Self Interest and Social Capital Markets

Bob Ottenhoff of Guidestar offered this proposal for social investing in his President's letter of March 2007:

"Foundations manage hundreds of billions of dollars, but most hold very stringently to using no more than 5 percent of their investment returns for philanthropic purposes. Current practice is to build a high wall between a foundation's investment arm and its program activities. More than one program officer has been told that he or she doesn't have a prayer of influencing a foundation's investment practices. But does that have to be the case?

What would happen if every foundation took a tiny percentage of its assets—let's say one-quarter of 1 percent—and invested—not granted—it in nonprofit organizations and required a modest return, one roughly equivalent to investments in other low-yielding investments, such as government bonds? What if foundations invested this money in such activities as Program Related Investments (PRIs), or created something new like "nonprofit investment bonds," or started a lending program for nonprofit organizations with scalable economic models of sustainability?

Many nonprofit organizations have the capability of expanding their scope and impact but are hindered by the systematic lack of investment capital. Foundations have the potential to do more to advance philanthropy and meet the needs of communities today. Small changes in foundation investment practices can unleash new resources that could strengthen nonprofits and provide a return on investment for foundations' investment managers.

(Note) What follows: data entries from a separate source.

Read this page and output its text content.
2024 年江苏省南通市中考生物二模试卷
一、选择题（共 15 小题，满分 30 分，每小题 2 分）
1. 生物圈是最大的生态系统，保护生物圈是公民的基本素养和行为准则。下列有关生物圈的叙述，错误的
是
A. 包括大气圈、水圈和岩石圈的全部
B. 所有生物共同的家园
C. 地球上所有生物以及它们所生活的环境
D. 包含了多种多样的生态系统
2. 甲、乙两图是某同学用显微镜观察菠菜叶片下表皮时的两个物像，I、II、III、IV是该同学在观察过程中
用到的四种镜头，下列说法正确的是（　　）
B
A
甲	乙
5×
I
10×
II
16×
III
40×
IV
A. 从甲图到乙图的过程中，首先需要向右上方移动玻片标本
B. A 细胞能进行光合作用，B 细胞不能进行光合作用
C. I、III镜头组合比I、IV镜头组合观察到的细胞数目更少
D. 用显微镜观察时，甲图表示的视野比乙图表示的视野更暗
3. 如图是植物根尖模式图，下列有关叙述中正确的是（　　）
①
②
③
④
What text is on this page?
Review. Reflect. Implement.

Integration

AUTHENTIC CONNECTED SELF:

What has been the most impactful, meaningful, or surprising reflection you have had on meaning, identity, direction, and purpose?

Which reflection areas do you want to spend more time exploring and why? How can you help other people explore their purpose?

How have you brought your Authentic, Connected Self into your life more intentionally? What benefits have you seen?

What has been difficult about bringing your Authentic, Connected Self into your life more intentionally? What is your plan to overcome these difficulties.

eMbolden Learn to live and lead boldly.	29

It would be a small step, but a step that could have a dramatic impact on—with lasting consequences for—the nonprofit sector."

So, here's what I'm wondering about the "small step" above, and others like it:

The critics of social investing rely on their claim that "a foundation's decision to invest/not invest in certain ways would have no effect on the capital markets because endowments are bit players." But to what extent are the financial firms that might lose some small percentage of these dollars to PRIs or community investing just looking at their own bottom lines when they criticize strategies such as Ottenhof proposes?

As (a paraphrase of) the old adage goes, "One-quarter of 1 percent here, one-quarter of 1 percent there, and pretty soon you're talking about real money." Endowment funds may not be more than a blip in the overall capital markets, but pull them out of an investment manager's portfolio and see if they notice.